序章-エピローグ

 我々が大総統室から去ったあとのすぐあと、大総統室にはただ一人、この国の独裁者が残るだけとなった。━いや、それは間違いだ。この部屋には、もう一人存在する。

 ?「さて、これからどうするよ『ラース』?面倒事はお父様の言うとおりあいつらに任せるとして、俺たちも動かないとまずくない?」

 大総統「今のところは良かろう。謎の技が使えるあの若者と仮面の男、両者とも邪魔なだけだ。鋼の兄弟も、人柱としてより良いものになってもらえばなおさらよい。」

大総統室に飾ってあった鎧から再び声がする。それは、鎧に化けた、人ならざる人造人間『ホムンクルス』の『エンヴィ』が正体である。

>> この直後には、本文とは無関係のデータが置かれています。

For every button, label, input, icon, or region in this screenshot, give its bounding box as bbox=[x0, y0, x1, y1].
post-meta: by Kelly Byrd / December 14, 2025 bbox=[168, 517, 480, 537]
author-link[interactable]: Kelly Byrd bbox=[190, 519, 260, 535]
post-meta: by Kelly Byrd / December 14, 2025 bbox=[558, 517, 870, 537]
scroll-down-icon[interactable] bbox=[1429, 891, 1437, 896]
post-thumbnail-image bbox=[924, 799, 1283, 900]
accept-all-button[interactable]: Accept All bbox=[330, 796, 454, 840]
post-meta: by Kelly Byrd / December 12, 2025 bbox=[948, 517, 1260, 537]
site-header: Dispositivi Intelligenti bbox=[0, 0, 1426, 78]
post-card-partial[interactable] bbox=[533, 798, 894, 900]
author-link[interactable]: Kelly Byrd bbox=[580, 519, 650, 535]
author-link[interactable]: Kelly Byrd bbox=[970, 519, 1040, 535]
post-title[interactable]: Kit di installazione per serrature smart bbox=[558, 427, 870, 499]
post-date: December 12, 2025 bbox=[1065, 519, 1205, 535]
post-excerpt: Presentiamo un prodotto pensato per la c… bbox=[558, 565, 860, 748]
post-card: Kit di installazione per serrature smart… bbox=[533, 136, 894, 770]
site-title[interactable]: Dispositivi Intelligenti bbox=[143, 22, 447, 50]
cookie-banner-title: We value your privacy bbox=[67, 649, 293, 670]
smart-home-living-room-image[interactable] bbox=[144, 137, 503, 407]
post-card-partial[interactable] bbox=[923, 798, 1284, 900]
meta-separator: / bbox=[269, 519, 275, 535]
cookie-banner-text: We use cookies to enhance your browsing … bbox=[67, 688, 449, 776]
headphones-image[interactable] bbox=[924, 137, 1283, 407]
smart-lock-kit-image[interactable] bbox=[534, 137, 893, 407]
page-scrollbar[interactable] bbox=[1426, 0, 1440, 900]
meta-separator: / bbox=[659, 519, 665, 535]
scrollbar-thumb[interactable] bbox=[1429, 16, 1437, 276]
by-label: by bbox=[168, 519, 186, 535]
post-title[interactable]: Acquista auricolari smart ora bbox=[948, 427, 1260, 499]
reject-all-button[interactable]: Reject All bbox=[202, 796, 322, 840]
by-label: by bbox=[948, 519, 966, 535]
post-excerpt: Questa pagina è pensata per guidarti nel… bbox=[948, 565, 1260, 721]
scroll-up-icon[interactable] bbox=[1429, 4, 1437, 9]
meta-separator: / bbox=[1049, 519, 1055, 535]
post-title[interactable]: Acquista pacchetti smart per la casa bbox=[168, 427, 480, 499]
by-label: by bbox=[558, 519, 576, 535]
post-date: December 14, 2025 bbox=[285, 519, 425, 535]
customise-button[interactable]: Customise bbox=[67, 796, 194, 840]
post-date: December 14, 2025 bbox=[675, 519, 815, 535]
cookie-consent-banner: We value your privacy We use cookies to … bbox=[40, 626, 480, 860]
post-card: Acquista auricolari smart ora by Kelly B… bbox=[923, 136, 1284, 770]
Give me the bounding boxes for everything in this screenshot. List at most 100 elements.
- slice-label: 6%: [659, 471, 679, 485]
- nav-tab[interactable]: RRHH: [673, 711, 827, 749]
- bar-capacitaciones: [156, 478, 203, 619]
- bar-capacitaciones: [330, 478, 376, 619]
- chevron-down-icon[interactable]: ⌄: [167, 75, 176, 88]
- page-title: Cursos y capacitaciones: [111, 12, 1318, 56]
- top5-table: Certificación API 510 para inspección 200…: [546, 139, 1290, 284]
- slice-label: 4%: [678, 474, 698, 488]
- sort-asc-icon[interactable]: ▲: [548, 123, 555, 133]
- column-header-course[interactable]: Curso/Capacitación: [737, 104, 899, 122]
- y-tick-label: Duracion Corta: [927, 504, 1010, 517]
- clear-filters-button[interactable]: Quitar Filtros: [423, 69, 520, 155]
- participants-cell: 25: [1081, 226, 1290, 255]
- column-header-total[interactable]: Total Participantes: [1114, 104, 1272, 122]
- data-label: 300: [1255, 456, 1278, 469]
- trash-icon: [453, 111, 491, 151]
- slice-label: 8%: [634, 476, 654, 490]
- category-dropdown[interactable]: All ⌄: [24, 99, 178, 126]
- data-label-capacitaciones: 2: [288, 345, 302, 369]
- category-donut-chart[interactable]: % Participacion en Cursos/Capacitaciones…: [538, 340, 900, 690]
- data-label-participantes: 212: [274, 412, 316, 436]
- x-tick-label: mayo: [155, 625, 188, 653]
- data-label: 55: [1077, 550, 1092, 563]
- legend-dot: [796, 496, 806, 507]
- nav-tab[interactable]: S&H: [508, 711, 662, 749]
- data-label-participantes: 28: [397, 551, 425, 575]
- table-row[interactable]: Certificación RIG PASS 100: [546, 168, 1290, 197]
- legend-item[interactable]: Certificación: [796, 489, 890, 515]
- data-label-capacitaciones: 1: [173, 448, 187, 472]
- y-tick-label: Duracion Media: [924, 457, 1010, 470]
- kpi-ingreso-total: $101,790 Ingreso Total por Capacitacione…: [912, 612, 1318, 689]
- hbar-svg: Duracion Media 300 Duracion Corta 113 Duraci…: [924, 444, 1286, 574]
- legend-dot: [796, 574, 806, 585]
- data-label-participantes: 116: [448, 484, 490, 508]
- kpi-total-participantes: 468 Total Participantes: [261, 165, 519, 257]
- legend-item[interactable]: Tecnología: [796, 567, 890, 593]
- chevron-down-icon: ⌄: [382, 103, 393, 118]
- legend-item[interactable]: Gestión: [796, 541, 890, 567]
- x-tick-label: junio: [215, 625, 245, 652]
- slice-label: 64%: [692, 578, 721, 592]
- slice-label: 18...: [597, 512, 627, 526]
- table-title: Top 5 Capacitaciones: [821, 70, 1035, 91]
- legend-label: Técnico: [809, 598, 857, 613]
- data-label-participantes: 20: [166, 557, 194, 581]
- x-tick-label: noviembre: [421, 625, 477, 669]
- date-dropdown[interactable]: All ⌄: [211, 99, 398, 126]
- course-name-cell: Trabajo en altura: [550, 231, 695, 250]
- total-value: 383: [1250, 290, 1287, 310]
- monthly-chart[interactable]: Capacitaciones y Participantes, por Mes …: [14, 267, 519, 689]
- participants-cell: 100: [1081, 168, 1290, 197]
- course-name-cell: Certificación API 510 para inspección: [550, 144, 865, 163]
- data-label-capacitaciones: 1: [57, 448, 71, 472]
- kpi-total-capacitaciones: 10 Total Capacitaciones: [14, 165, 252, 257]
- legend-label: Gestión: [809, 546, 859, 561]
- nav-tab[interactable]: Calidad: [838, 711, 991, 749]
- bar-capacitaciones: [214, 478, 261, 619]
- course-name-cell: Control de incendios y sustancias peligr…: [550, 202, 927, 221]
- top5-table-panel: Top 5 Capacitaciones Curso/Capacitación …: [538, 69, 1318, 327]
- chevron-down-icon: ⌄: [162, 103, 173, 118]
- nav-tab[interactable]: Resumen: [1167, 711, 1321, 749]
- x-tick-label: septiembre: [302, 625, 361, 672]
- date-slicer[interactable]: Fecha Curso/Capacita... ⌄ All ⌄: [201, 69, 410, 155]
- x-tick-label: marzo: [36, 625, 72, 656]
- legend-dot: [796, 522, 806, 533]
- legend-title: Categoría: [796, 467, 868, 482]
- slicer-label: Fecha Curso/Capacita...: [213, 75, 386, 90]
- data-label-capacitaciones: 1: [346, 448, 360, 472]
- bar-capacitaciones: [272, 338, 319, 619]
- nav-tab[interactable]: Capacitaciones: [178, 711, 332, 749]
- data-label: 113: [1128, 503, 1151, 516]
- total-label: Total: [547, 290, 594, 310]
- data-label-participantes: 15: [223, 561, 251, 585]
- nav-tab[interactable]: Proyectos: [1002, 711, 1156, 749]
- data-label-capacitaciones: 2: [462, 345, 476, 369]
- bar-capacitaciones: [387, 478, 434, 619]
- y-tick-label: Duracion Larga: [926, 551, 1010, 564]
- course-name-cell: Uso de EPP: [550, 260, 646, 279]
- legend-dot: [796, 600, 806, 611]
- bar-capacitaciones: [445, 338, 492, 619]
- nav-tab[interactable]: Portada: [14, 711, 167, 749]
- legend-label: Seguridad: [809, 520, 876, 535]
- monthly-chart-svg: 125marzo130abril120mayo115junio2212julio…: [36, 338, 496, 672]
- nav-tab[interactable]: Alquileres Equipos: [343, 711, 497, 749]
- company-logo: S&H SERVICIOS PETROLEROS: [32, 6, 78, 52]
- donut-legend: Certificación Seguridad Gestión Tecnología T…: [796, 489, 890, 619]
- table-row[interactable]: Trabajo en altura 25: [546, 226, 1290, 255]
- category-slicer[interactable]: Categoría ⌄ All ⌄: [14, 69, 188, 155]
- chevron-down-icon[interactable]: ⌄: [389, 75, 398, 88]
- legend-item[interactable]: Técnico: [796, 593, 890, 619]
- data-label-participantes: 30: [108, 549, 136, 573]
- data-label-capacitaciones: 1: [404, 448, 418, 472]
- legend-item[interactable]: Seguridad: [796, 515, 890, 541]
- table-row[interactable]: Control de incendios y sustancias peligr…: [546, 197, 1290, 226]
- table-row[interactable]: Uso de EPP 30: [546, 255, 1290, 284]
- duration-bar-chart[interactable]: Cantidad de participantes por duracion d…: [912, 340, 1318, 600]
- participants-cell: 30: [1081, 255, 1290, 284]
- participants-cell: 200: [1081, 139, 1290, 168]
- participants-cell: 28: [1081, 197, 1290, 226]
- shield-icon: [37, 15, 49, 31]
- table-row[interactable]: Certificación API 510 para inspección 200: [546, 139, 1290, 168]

 エンヴィ「そうだねぇ。お父様もそういってたし、『ラース』もそういうんなら問題ないか。俺も、そのライフなんちゃらに興味あるし。」

 大総統、いや、ホムンクルスの『ラース』は窓の外から星を見上げる。これから自分たちに起こることを想像しながら。

 そして、彼と同じように星を見上げる一人の『聖職者』が未来に存在することは当然の事だが知るはずもない。